In the years after World War II, a group of Israeli Air Force instructors believed they had discovered a hard truth about human nature. They noticed something strange during flight training. When a pilot executed a perfect maneuver and received praise, the next attempt was usually worse. But when a pilot performed badly and was harshly criticized, his next flight tended to improve. It felt like solid evidence. Praise seemed to weaken people, while criticism toughened them up. Many instructors became convinced that tough feedback was the only way to improve performance. The conclusion was neat, logical, and entirely wrong.

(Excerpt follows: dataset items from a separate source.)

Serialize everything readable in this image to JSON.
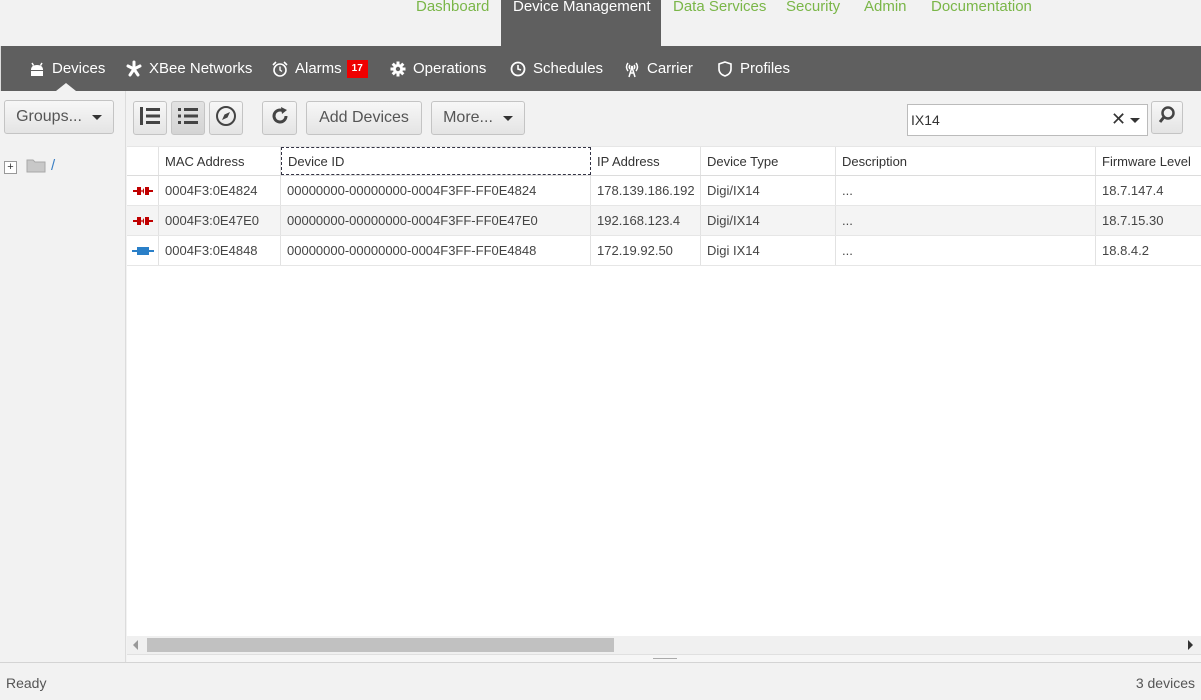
{
  "topnav": {
    "items": [
      {
        "label": "Dashboard"
      },
      {
        "label": "Device Management"
      },
      {
        "label": "Data Services"
      },
      {
        "label": "Security"
      },
      {
        "label": "Admin"
      },
      {
        "label": "Documentation"
      }
    ],
    "active_index": 1
  },
  "subnav": {
    "items": [
      {
        "label": "Devices",
        "icon": "android-icon"
      },
      {
        "label": "XBee Networks",
        "icon": "asterisk-icon"
      },
      {
        "label": "Alarms",
        "icon": "alarm-clock-icon",
        "badge": "17"
      },
      {
        "label": "Operations",
        "icon": "gear-icon"
      },
      {
        "label": "Schedules",
        "icon": "clock-icon"
      },
      {
        "label": "Carrier",
        "icon": "antenna-icon"
      },
      {
        "label": "Profiles",
        "icon": "shield-icon"
      }
    ]
  },
  "left": {
    "groups_label": "Groups...",
    "tree_root": "/"
  },
  "toolbar": {
    "add_devices_label": "Add Devices",
    "more_label": "More...",
    "search_value": "IX14"
  },
  "table": {
    "columns": [
      "MAC Address",
      "Device ID",
      "IP Address",
      "Device Type",
      "Description",
      "Firmware Level"
    ],
    "rows": [
      {
        "status": "disconnected",
        "mac": "0004F3:0E4824",
        "device_id": "00000000-00000000-0004F3FF-FF0E4824",
        "ip": "178.139.186.192",
        "type": "Digi/IX14",
        "description": "...",
        "firmware": "18.7.147.4"
      },
      {
        "status": "disconnected",
        "mac": "0004F3:0E47E0",
        "device_id": "00000000-00000000-0004F3FF-FF0E47E0",
        "ip": "192.168.123.4",
        "type": "Digi/IX14",
        "description": "...",
        "firmware": "18.7.15.30"
      },
      {
        "status": "connected",
        "mac": "0004F3:0E4848",
        "device_id": "00000000-00000000-0004F3FF-FF0E4848",
        "ip": "172.19.92.50",
        "type": "Digi IX14",
        "description": "...",
        "firmware": "18.8.4.2"
      }
    ]
  },
  "status": {
    "left": "Ready",
    "right": "3 devices"
  },
  "colors": {
    "nav_green": "#7ab648",
    "nav_dark": "#5f5f5f",
    "disconnected": "#c00000",
    "connected": "#2a7fc8",
    "badge": "#e00000"
  }
}
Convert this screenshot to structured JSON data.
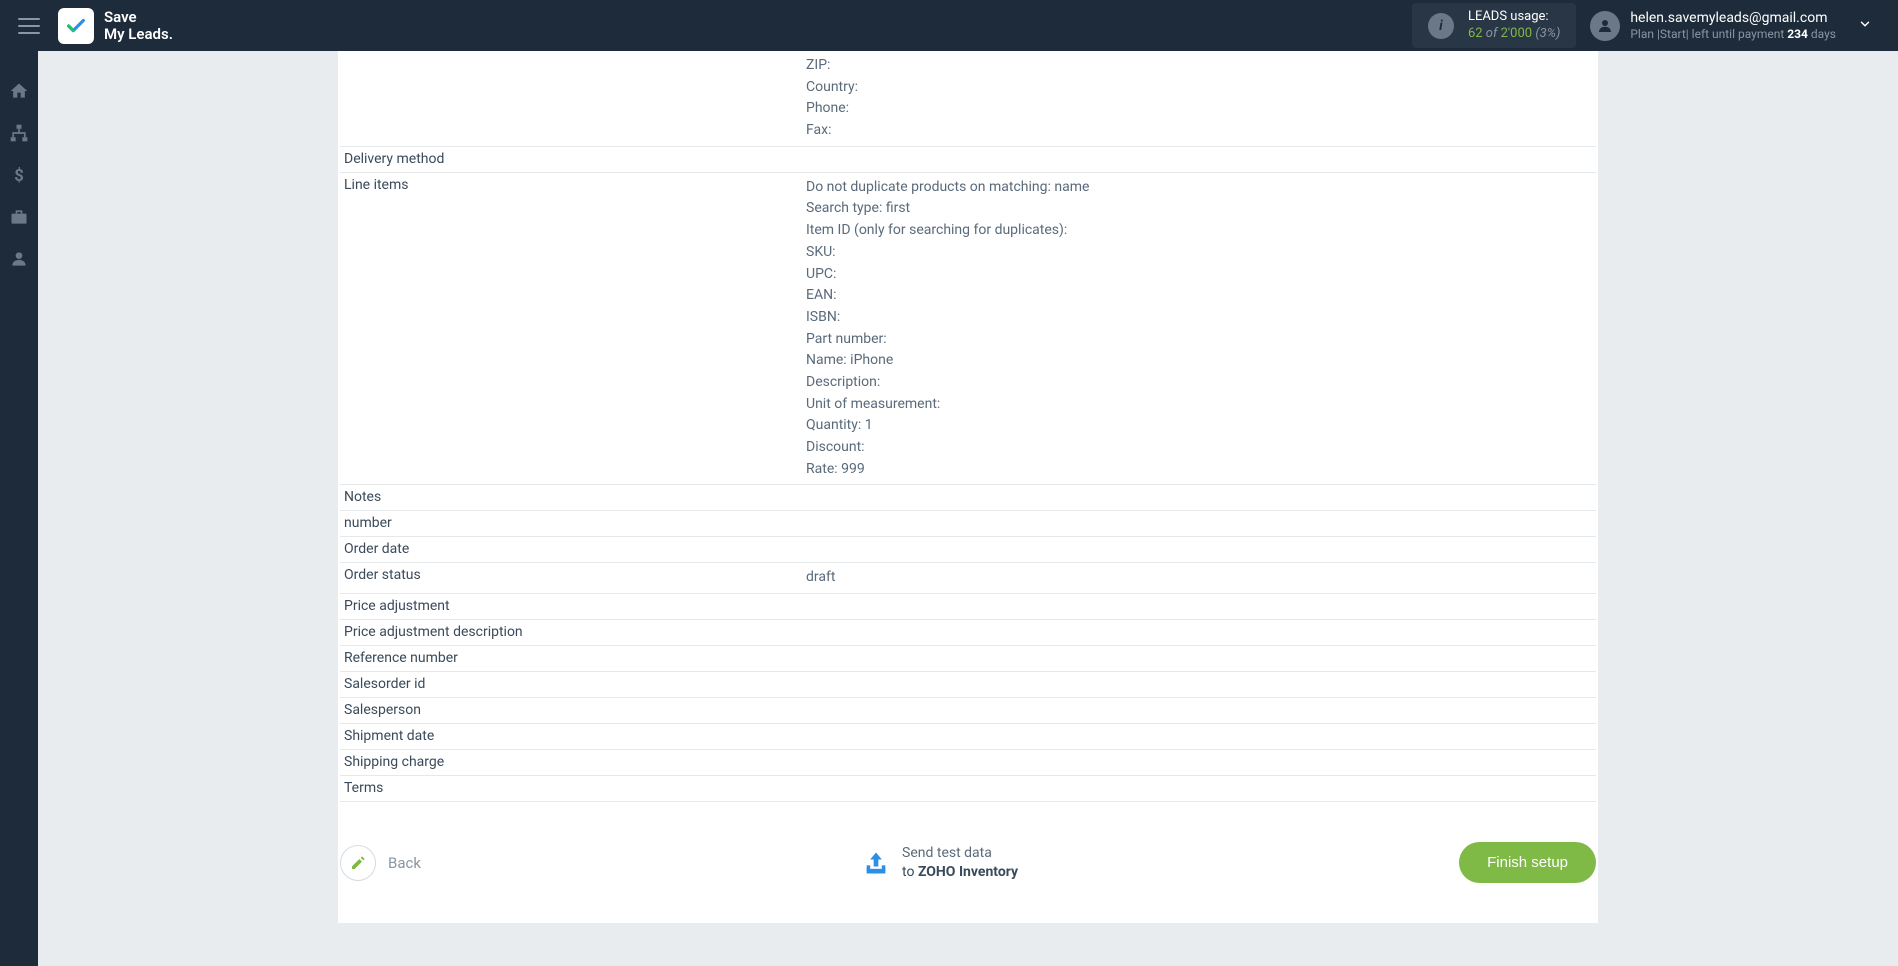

When the psychologist Daniel Kahneman (2011) visited the base years later, he realized what was really happening. The instructors had not stumbled on a new insight into motivation. They had simply been tricked by statistics. What they were seeing was something called regression to the mean. It sounds abstract, but the idea is simple once you see it. Performance always varies. A pilot who flies exceptionally well one day probably had a bit of luck on his side. On the next day, when luck returns to normal, his performance naturally falls closer to his personal average. The same happens in reverse. A pilot who has a bad flight will often do better next time, not because he was scolded into improvement, but because it is unlikely that things will go that badly twice in a row. So the pattern that looked like cause and effect was really just randomness evening itself out.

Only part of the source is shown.